The child’s name was Cate, and she slipped from her mother with an eagerness for the world. When she failed to draw breath until the midwife beat her back expertly with a slick hand, and then proceeded to open eyes as pale as rising moons, the King knew she was not his daughter. The Queen was stripped of her title, and sent to live in the highest tower in the palace. And so the King raised Cate, with the help of many governesses, to teach her the high art of being a lady, and heir to the throne, and how to entice a husband when she comes of age. And so it happened that the child was pliant, and delicate, and chaste, and despite her frighteningly pale eyes the King knew she was accomplished, and beautiful, and that she would have no problem in finding a husband, a man that would be worthy of ruling his kingdom when he had left the earthly plane. Cate herself said very little of the tasks and demands set before her and merely complied, a demure smile on her face as she cross stitched, studied Latin, and dabbled gently in piano. She never asked what became of the mother she had never known, and she was never told.
On the eve of her fifteenth birthday, the King decided that she was enough of a lady, enough of a Princess to enter into a marriage with a suitor he found appropriate. He left the palace to visit the gentleman at his estate and make arrangements for a wedding. Cate found herself quite unattended in the palace and wandered far from her usual chambers as the young (especially girls), are wont to do.

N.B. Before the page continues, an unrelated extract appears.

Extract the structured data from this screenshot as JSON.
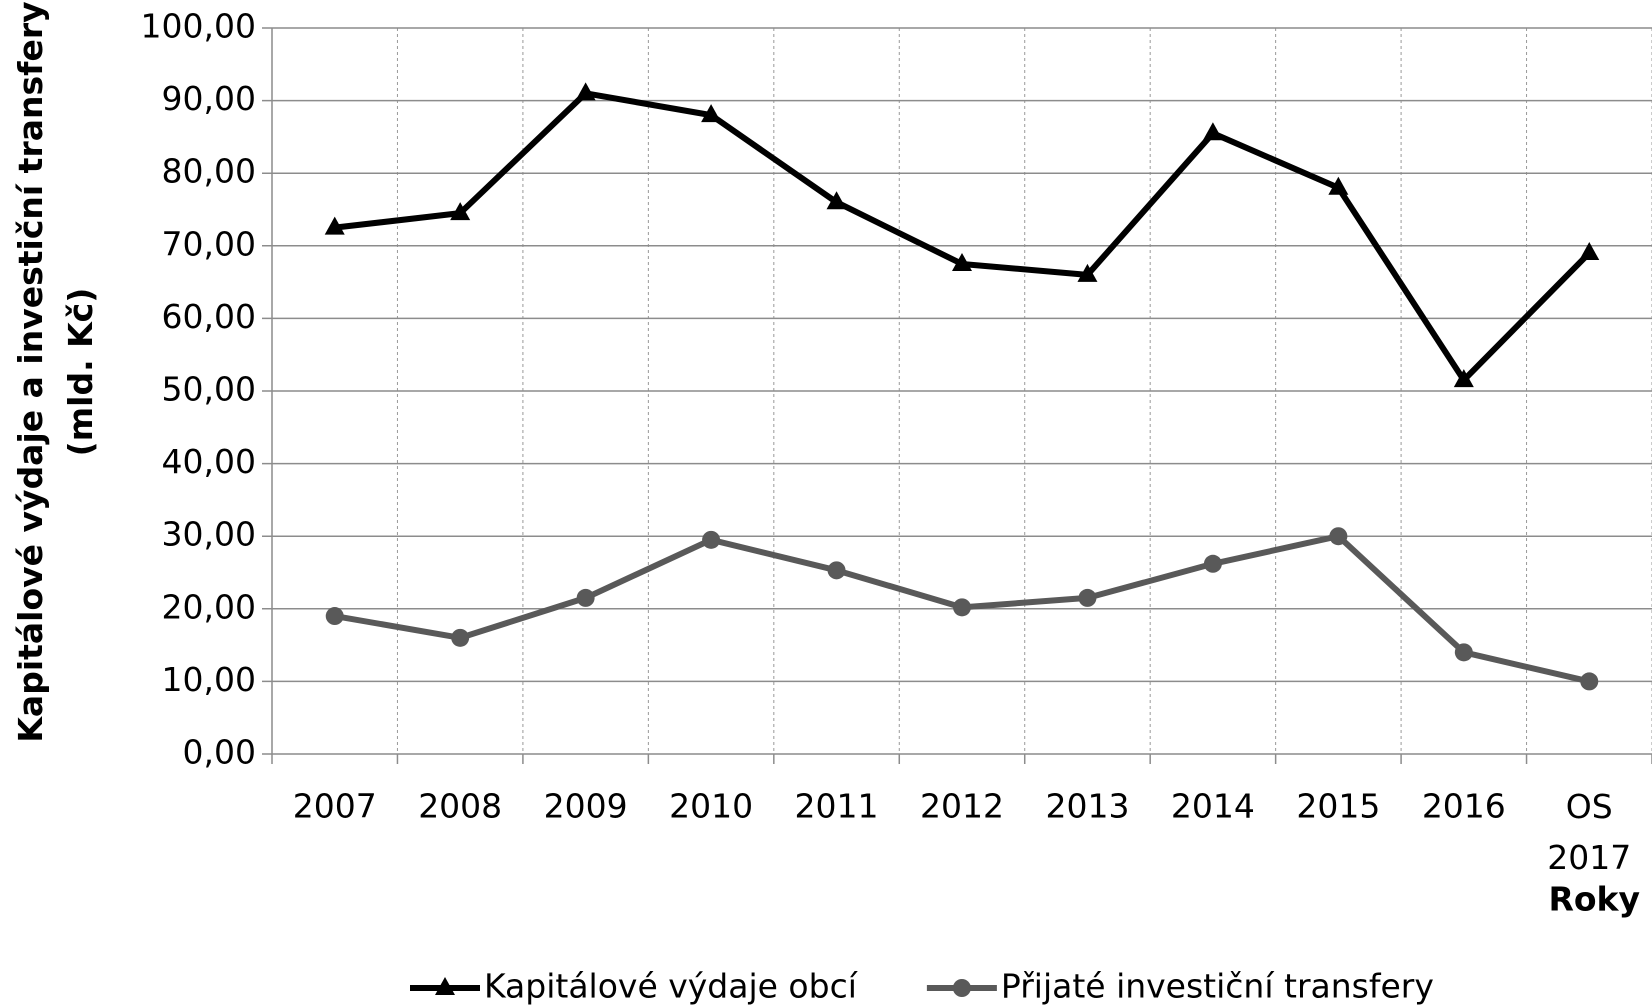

She came upon the chamber at the top of the tallest tower, and inside the chamber what did she find? A woman, who despite the streaks of grey at her temples, sat perfectly erect at a spinning wheel.
Upon seeing her daughter for the first time in fifteen years, the dam broke in the Queen’s eyes. She saw her former self reflected in Cate’s uncertainty, her blindness. She spoke slowly, as though letting each word roll around in her mouth first, tasting it.
“And so, you are a woman now? You will get married?”
Cate nodded sombrely, her expression without fear or acceptance.
“I have something to give you.”
And in her hand the dethroned Queen held a spindle, gingerly, it’s point breaking the skin of Cate’s silence.
“Thank you.”
The Queen snatched her hand back, almost angrily. “What I have to give you is no light and airy thing. What I have to give you is something I robbed myself of. Tell me, Cate. Would you be happy to marry whatever man the King should choose for you? Would you happily relinquish yourself before you even know who you are? Who your husband is?”
The Queen and her daughter met eyes and infinity fell between them. Across the distance Cate faintly heard her own voice as she answered, “No.”
“Then the gift I have for you is the gift of choice. You may touch the end of the spindle and your rose shall bloom forever.”
And as the King and his chosen son-in-law rushed into the room Cate’s hand reached out and closed upon the spindle. What she saw was blood, what she tasted was fire, and what she felt was a blissful quietening of the senses. She fell backwards as briars encircled her ankles, her wrists, torso, neck, hips, sex, face. Blossoms formed, heavy, fragrant, sensuous, the petals almost too heavy to cling to the writhing vines as they held her. Her fiancee, poor young man, struggled with the brambles as though they were her free will, tearing his hands in futility. Cate’s eyes closed beneath the roses of her innocence. No kiss, no kiss, no kiss. The Queen turned her face to the wall and would not look at either of the men.